I rotated the driver’s seat and brought the laptop to life. “Will you pop the roof vents? Thanks.” Thessie, at least eight inches taller than me, could reach the ceiling easily. “No cat. There’s no way Stephen would allow a fuzzy, furry feline on the bookmobile.”
“Not a cat guy, is he?” Thessie asked.
“He’s not an animal person.” Neither cat nor dog nor feathered friend was held in esteem by the library director. “Says all pets do is eat and make messes that other people have to clean up.”
It was easy to see the gears whirling around in Thessie’s pretty dark-haired head. I shook mine. “There’s no use bringing it up. Even if we get around his dislike of pets, he’ll say that people are allergic and we can’t possibly run the risk of exposing anyone.”

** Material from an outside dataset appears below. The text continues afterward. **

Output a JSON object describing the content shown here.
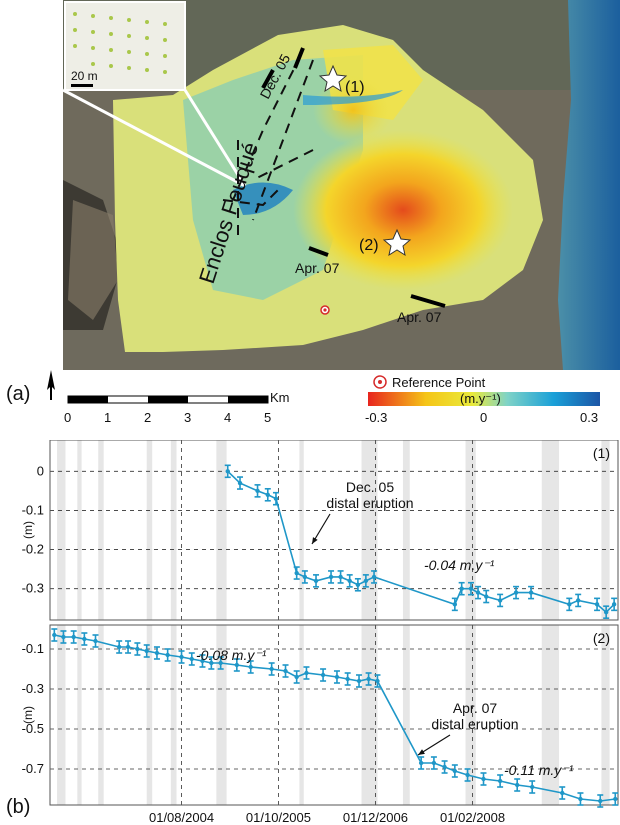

“Okay, but the bookstore downtown has a cat and they don’t have any problems. And wasn’t there a library in Iowa or somewhere that had a cat living there?” She glanced around. “A bookmobile’s smaller, I guess, but if we vacuumed every time to get the hair and dander out—”
I was shaking my head. “Not going to happen.” I unlocked the back door and pushed it open. “Good morning! Come up and into the bookmobile.”
Up the stairs first was a young man of about twelve. Red springing curls, bright blue eyes, and braces on his teeth. “Do you have anything about fishing? There’s this bass in the lake I want to catch and my grandpop said you might have something.”
Thessie took him under her wing and escorted him to the high shelves at the rear end of the bus.
Next up the stairs was an elderly couple, hand in hand, looking for books on gardening. After I got them settled, I noticed a young woman coming aboard. Twentyish, long sun-washed blond hair, tan, wearing flip-flops, shorts, and a tank top covered by a flowered-print short-sleeved shirt, she looked the image of a California surfer girl.